Professional fees include legal, audit, tax, valuation, and other professional fees incurred related to the management of the Company. General and other expenses include insurance, filing, research, subscriptions and other costs. Organization and offering costs include expenses incurred in our initial formation and our offering of Common Units.
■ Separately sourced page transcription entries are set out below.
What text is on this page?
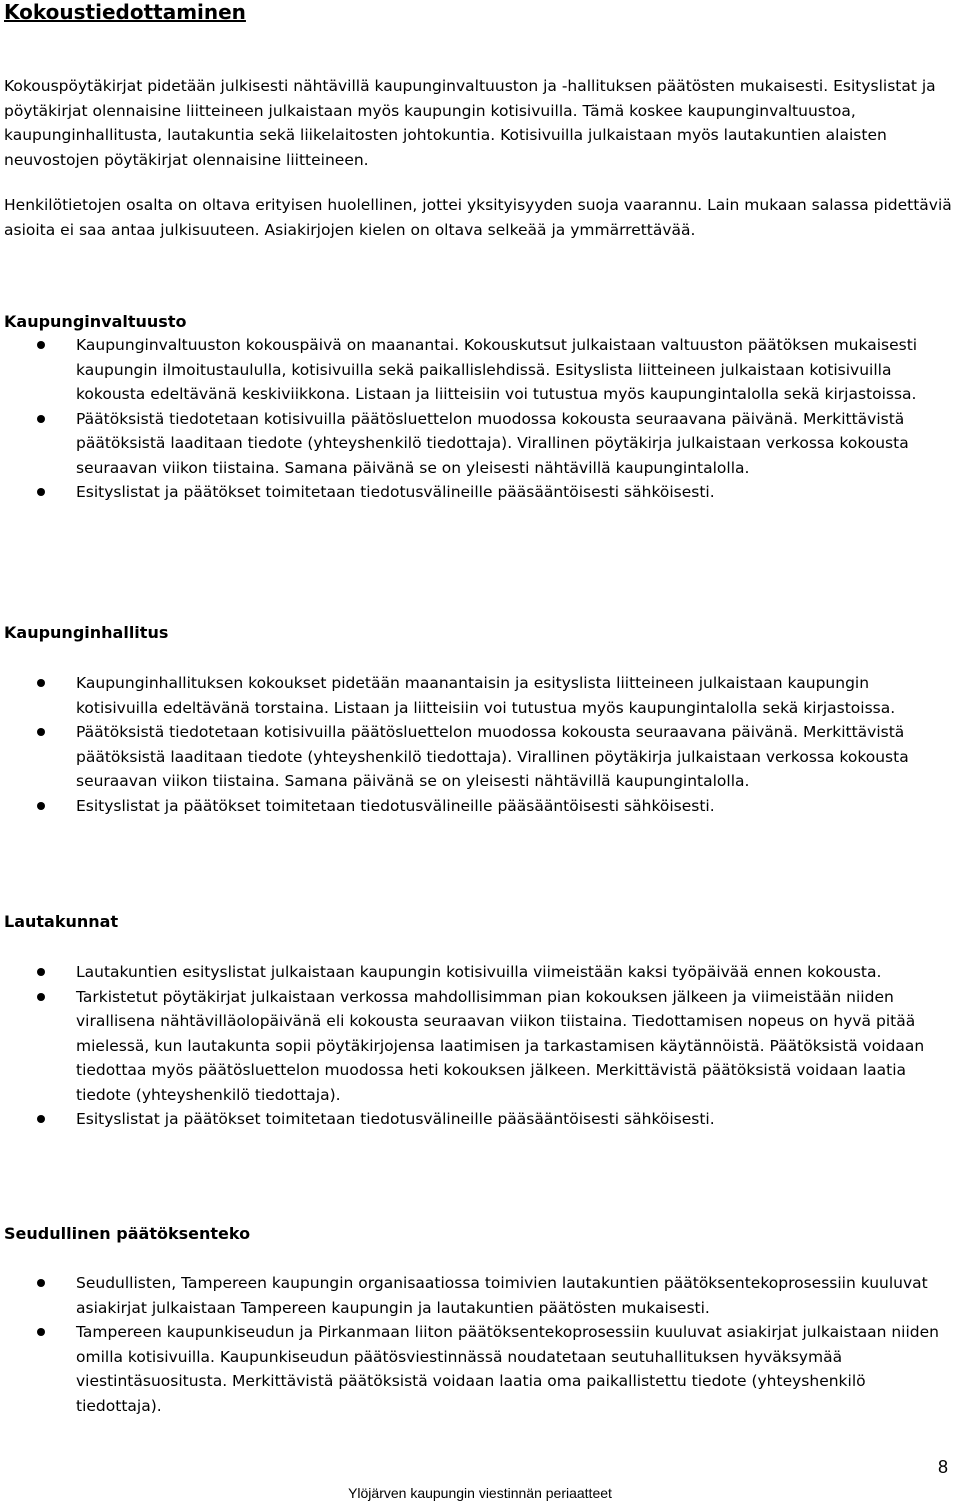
Kokoustiedottaminen

Kokouspöytäkirjat pidetään julkisesti nähtävillä kaupunginvaltuuston ja -hallituksen päätösten mukaisesti. Esityslistat ja pöytäkirjat olennaisine liitteineen julkaistaan myös kaupungin kotisivuilla. Tämä koskee kaupunginvaltuustoa, kaupunginhallitusta, lautakuntia sekä liikelaitosten johtokuntia. Kotisivuilla julkaistaan myös lautakuntien alaisten neuvostojen pöytäkirjat olennaisine liitteineen.

Henkilötietojen osalta on oltava erityisen huolellinen, jottei yksityisyyden suoja vaarannu. Lain mukaan salassa pidettäviä asioita ei saa antaa julkisuuteen. Asiakirjojen kielen on oltava selkeää ja ymmärrettävää.

Kaupunginvaltuusto
Kaupunginvaltuuston kokouspäivä on maanantai. Kokouskutsut julkaistaan valtuuston päätöksen mukaisesti kaupungin ilmoitustaululla, kotisivuilla sekä paikallislehdissä. Esityslista liitteineen julkaistaan kotisivuilla kokousta edeltävänä keskiviikkona. Listaan ja liitteisiin voi tutustua myös kaupungintalolla sekä kirjastoissa.
Päätöksistä tiedotetaan kotisivuilla päätösluettelon muodossa kokousta seuraavana päivänä. Merkittävistä päätöksistä laaditaan tiedote (yhteyshenkilö tiedottaja). Virallinen pöytäkirja julkaistaan verkossa kokousta seuraavan viikon tiistaina. Samana päivänä se on yleisesti nähtävillä kaupungintalolla.
Esityslistat ja päätökset toimitetaan tiedotusvälineille pääsääntöisesti sähköisesti.
Kaupunginhallitus
Kaupunginhallituksen kokoukset pidetään maanantaisin ja esityslista liitteineen julkaistaan kaupungin kotisivuilla edeltävänä torstaina. Listaan ja liitteisiin voi tutustua myös kaupungintalolla sekä kirjastoissa.
Päätöksistä tiedotetaan kotisivuilla päätösluettelon muodossa kokousta seuraavana päivänä. Merkittävistä päätöksistä laaditaan tiedote (yhteyshenkilö tiedottaja). Virallinen pöytäkirja julkaistaan verkossa kokousta seuraavan viikon tiistaina. Samana päivänä se on yleisesti nähtävillä kaupungintalolla.
Esityslistat ja päätökset toimitetaan tiedotusvälineille pääsääntöisesti sähköisesti.
Lautakunnat
Lautakuntien esityslistat julkaistaan kaupungin kotisivuilla viimeistään kaksi työpäivää ennen kokousta.
Tarkistetut pöytäkirjat julkaistaan verkossa mahdollisimman pian kokouksen jälkeen ja viimeistään niiden virallisena nähtävilläolopäivänä eli kokousta seuraavan viikon tiistaina. Tiedottamisen nopeus on hyvä pitää mielessä, kun lautakunta sopii pöytäkirjojensa laatimisen ja tarkastamisen käytännöistä. Päätöksistä voidaan tiedottaa myös päätösluettelon muodossa heti kokouksen jälkeen. Merkittävistä päätöksistä voidaan laatia tiedote (yhteyshenkilö tiedottaja).
Esityslistat ja päätökset toimitetaan tiedotusvälineille pääsääntöisesti sähköisesti.
Seudullinen päätöksenteko
Seudullisten, Tampereen kaupungin organisaatiossa toimivien lautakuntien päätöksentekoprosessiin kuuluvat asiakirjat julkaistaan Tampereen kaupungin ja lautakuntien päätösten mukaisesti.
Tampereen kaupunkiseudun ja Pirkanmaan liiton päätöksentekoprosessiin kuuluvat asiakirjat julkaistaan niiden omilla kotisivuilla. Kaupunkiseudun päätösviestinnässä noudatetaan seutuhallituksen hyväksymää viestintäsuositusta. Merkittävistä päätöksistä voidaan laatia oma paikallistettu tiedote (yhteyshenkilö tiedottaja).

8

Ylöjärven kaupungin viestinnän periaatteet
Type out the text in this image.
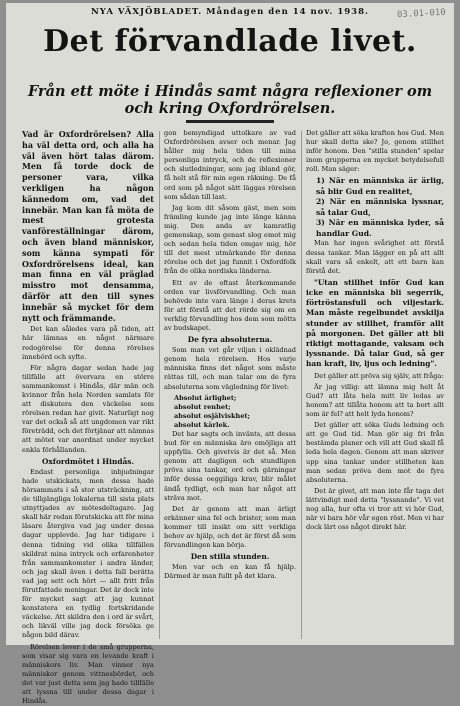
NYA VÄXJÖBLADET. Måndagen den 14 nov. 1938.	03.01-010
Det förvandlade livet.
Från ett möte i Hindås samt några reflexioner om och kring Oxfordrörelsen.

Vad är Oxfordrörelsen? Alla ha väl detta ord, och alla ha väl även hört talas därom. Men få torde dock de personer vara, vilka verkligen ha någon kännedom om, vad det innebär. Man kan få möta de mest grotesta vanföreställningar därom, och även bland människor, som känna sympati för Oxfordrörelsens ideal, kan man finna en väl präglad misstro mot densamma, därför att den till synes innebär så mycket för dem nytt och främmande.

Det kan således vara på tiden, att här lämnas en något närmare redogörelse för denna rörelses innebörd och syfte.

För några dagar sedan hade jag tillfälle att övervara en större sammankomst i Hindås, där män och kvinnor från hela Norden samlats för att diskutera den väckelse som rörelsen redan har givit. Naturligt nog var det också så att ungdomen var rikt företrädd, och det förtjänar att nämnas att mötet var anordnat under mycket enkla förhållanden.

Oxfordmötet i Hindås.

Endast personliga inbjudningar hade utskickats, men dessa hade hörsammats i så stor utsträckning, att de tillgängliga lokalerna till sista plats utnyttjades av mötesdeltagare. Jag skall här redan förutskicka att för mina läsare återgiva vad jag under dessa dagar upplevde. Jag har tidigare i denna tidning vid olika tillfällen skildrat mina intryck och erfarenheter från sammankomster i andra länder, och jag skall även i detta fall berätta vad jag sett och hört — allt fritt från förutfattade meningar. Det är dock inte för mycket sagt att jag kunnat konstatera en tydlig fortskridande väckelse. Att skildra den i ord är svårt, och likväl ville jag dock försöka ge någon bild därav.

Rörelsen lever i de små grupperna, som visar sig vara en levande kraft i människors liv. Man vinner nya människor genom vittnesbördet, och det var just detta som jag hade tillfälle att lyssna till under dessa dagar i Hindås.

gon bemyndigad uttolkare av vad Oxfordrörelsen avser och menar. Jag håller mig hela tiden till mina personliga intryck, och de reflexioner och slutledningar, som jag ibland gör, få helt stå för min egen räkning. De få ord som på något sätt läggas rörelsen som sådan till last.

Jag kom dit såsom gäst, men som främling kunde jag inte länge känna mig. Den anda av kamratlig gemenskap, som genast slog emot mig och sedan hela tiden omgav mig, hör till det mest utmärkande för denna rörelse och det jag funnit i Oxfordfolk från de olika nordiska länderna.

Ett av de oftast återkommande orden var livsförvandling. Och man behövde inte vara länge i deras krets för att förstå att det rörde sig om en verklig förvandling hos dem som mötts av budskapet.

De fyra absoluterna.

Som man vet går viljan i oklädnad genom hela rörelsen. Hos varje människa finns det något som måste rättas till, och man talar om de fyra absoluterna som vägledning för livet:

Absolut ärlighet;

absolut renhet;

absolut osjälviskhet;

absolut kärlek.

Det har sagts och invänts, att dessa bud för en människa äro omöjliga att uppfylla. Och givetvis är det så. Men genom att dagligen och stundligen pröva sina tankar, ord och gärningar inför dessa oeggiliga krav, blir målet ändå tydligt, och man har något att sträva mot.

Det är genom att man ärligt erkänner sina fel och brister, som man kommer till insikt om sitt verkliga behov av hjälp, och det är först då som förvandlingen kan börja.

Den stilla stunden.

Men var och en kan få hjälp. Därmed är man fullt på det klara.

Det gäller att söka kraften hos Gud. Men hur skall detta ske? Jo, genom stillhet inför honom. Den "stilla stunden" spelar inom grupperna en mycket betydelsefull roll. Man säger:

1) När en människa är ärlig, så blir Gud en realitet,

2) När en människa lyssnar, så talar Gud,

3) När en människa lyder, så handlar Gud.

Man har ingen svårighet att förstå dessa tankar. Man lägger en på att allt skall vara så enkelt, att ett barn kan förstå det.

"Utan stillhet inför Gud kan icke en människa bli segerrik, förtröstansfull och viljestark. Man måste regelbundet avskilja stunder av stillhet, framför allt på morgonen. Det gäller att bli riktigt mottagande, vaksam och lyssnande. Då talar Gud, så ger han kraft, liv, ljus och ledning".

Det gäller att pröva sig själv, att fråga:

Är jag villig: att lämna mig helt åt Gud? att låta hela mitt liv ledas av honom? att tillåta honom att ta bort allt som är fel? att helt lyda honom?

Det gäller att söka Guds ledning och att ge Gud tid. Man gör sig fri från bestämda planer och vill att Gud skall få leda hela dagen. Genom att man skriver upp sina tankar under stillheten kan man sedan pröva dem mot de fyra absoluterna.

Det är givet, att man inte får taga det lättvindigt med detta "lyssnande". Vi vet nog alla, hur ofta vi tror att vi hör Gud, när vi bara hör vår egen röst. Men vi har dock lärt oss något direkt här.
Income Taxes, Including Excise Taxes
We intend to elect to be treated as a RIC under Subchapter M of the Code, and we intend to operate in a manner so as to continue to qualify for the tax treatment applicable to RICs. To qualify for tax treatment as a RIC, we must, among other things, distribute to our unitholders in each taxable year generally at least 90% of the sum of our ICTI, as defined by the Code (without regard to the deduction for dividends paid), and net tax-exempt income for that taxable year. To maintain our tax treatment as a RIC, we, among other things, intend to make the requisite distributions to our unitholders, which generally relieve us from corporate-level U.S. federal income taxes. For the three months ended March 31, 2022, we incurred $1 of U.S. federal excise tax.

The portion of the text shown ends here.